Тогда мы не располагали всеми необходимыми фактами. Еще не настало время раскаявшихся мафиози, которые раскрыли бы истинные причины кровопролития.
Джузеппе Грассонелли-младшему на тот момент было лишь двадцать лет, и он шагнул навстречу своей чудовищной судьбе. Представьте только: на глазах у двадцатилетнего парня расстреливают деда, в котором тот души не чаял, любимого дядю, кузена, к которому Джузеппе был сильно привязан, и в довершение всего парень узнает, что его самого тоже хотели убить… Он не знает, кто враг и почему происходят расправы. Вряд ли его бурная, бесшабашная молодость, склонность к мелким преступлениям и хулиганству послужили почвой для убийств, которые Грассонелли совершит в будущем. Итак, Джузеппе годами бьется над вопросом, почему в тот вечер стреляли и в него. Один раз, два, пять, десять раз. Пули задевали его лицо, волосы, в то время как он, оцепенев от страха, не понимал, что происходит.
Ни один следователь, ни один журналист – никто, кроме наемных убийц, не знал, что в тот вечер на прицеле был также он. Никто не знал, что, спасаясь бегством, он получил пулю в ногу из автомата Калашникова. Кое-как Джузеппе залечил рану, скрываясь у одного из родственников, и сразу уехал в Германию. Там он начал размышлять, копить сведения и тщательно готовить свою месть.
Он сам рассказал мне об этом двадцать лет спустя, когда наши судьбы вновь пересеклись и мы сидели друг напротив друга, лицом к лицу, и нас уже не разделял телеэкран. Только он и я в зале свиданий.

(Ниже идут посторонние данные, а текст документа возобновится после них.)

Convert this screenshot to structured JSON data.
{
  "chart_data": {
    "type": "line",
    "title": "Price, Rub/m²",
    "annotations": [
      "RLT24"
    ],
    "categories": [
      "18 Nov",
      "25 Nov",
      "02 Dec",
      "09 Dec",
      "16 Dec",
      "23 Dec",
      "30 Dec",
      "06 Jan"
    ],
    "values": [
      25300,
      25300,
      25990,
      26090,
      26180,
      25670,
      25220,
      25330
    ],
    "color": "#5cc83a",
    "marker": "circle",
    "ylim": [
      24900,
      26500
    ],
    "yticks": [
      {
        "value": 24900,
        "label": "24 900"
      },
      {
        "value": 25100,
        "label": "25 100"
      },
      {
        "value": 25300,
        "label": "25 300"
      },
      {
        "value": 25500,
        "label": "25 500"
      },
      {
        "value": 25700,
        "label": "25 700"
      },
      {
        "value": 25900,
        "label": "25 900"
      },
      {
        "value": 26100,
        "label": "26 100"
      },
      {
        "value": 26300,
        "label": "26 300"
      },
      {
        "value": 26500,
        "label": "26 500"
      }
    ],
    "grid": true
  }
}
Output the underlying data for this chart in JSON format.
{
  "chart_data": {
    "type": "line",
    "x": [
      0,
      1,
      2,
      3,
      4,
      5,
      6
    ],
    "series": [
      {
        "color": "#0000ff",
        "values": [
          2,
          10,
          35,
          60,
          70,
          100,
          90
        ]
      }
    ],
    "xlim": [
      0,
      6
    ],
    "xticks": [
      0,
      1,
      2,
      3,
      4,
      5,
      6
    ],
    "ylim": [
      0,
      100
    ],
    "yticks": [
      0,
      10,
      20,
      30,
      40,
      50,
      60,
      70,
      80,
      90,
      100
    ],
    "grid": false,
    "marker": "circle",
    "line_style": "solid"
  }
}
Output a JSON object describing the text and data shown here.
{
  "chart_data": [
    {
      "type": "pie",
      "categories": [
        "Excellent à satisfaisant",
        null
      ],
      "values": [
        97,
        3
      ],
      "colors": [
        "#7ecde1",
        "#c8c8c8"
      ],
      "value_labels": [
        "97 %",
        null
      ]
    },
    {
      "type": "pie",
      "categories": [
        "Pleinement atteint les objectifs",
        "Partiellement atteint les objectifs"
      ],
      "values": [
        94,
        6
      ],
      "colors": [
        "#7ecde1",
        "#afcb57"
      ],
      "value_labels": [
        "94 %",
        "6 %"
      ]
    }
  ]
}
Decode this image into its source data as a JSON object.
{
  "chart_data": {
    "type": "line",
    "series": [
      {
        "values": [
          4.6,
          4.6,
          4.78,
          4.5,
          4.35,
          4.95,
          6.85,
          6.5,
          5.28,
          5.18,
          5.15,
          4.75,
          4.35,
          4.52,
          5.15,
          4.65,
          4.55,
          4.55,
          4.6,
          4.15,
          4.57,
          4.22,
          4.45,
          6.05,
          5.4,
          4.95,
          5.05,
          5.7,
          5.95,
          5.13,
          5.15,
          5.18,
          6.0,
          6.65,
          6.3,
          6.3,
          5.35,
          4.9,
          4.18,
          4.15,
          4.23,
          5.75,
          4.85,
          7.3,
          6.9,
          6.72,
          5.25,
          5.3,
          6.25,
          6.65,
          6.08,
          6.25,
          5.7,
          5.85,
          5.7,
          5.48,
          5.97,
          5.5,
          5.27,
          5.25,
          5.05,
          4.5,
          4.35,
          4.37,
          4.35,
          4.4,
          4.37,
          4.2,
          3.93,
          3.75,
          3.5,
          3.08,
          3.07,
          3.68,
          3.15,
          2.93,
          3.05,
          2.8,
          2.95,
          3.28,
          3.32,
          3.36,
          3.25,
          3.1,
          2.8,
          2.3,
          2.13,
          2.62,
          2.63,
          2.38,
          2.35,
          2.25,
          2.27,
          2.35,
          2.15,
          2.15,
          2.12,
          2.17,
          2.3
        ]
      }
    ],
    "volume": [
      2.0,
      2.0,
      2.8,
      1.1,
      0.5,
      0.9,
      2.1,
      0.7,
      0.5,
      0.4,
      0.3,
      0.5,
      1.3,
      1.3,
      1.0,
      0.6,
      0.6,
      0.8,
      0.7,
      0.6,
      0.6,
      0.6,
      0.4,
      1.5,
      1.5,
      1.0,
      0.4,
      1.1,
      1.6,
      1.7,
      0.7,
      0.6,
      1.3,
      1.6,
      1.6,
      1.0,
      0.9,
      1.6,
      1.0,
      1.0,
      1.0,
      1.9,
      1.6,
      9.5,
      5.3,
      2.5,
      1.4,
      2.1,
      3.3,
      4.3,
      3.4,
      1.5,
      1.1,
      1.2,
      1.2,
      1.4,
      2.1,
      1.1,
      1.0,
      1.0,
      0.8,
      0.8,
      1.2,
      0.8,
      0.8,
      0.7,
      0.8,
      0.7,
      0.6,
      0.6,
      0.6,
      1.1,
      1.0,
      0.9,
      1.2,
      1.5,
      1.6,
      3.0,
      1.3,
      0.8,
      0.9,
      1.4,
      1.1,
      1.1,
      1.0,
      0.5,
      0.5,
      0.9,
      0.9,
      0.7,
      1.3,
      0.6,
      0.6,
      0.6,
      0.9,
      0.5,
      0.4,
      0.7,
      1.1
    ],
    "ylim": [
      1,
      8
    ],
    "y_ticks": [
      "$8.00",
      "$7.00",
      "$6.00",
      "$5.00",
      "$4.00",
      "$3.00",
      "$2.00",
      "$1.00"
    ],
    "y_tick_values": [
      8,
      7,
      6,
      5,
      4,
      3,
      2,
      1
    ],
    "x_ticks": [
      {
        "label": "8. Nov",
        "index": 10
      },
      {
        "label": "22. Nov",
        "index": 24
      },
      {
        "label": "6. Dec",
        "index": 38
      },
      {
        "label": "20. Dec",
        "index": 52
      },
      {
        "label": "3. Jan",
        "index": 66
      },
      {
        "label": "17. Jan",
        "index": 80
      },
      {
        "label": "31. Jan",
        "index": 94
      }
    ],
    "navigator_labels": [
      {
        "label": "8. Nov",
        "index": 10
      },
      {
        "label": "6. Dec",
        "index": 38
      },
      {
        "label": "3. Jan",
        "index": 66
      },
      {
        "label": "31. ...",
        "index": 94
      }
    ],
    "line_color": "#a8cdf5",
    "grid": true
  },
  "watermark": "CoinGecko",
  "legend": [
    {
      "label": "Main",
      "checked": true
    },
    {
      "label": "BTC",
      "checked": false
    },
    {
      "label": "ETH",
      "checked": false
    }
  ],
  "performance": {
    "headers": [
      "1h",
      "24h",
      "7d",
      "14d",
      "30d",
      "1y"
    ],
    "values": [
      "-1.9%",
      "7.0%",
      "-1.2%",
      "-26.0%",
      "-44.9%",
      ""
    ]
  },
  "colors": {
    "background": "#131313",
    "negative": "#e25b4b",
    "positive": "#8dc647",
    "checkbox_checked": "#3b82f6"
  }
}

Бывший безжалостный преступник и его “секретный агент” поневоле.
Грассонелли подробно изложил мне историю своей жизни, в которой события того злополучного вечера имели судьбоносное значение: страшная бойня навсегда въелась в память пропащего человека.
Джузеппе Грассонелли провел два десятка лет в тюрьме особо строго режима, и долгие годы заключения превратили его в того человека, каким он является сейчас: вот именно, понадобилось двадцать лет тюрьмы, чтобы он смог наконец довериться другому человеку и поведать свою историю, которую он не рассказывал никому, даже адвокатам, обязанным защищать его.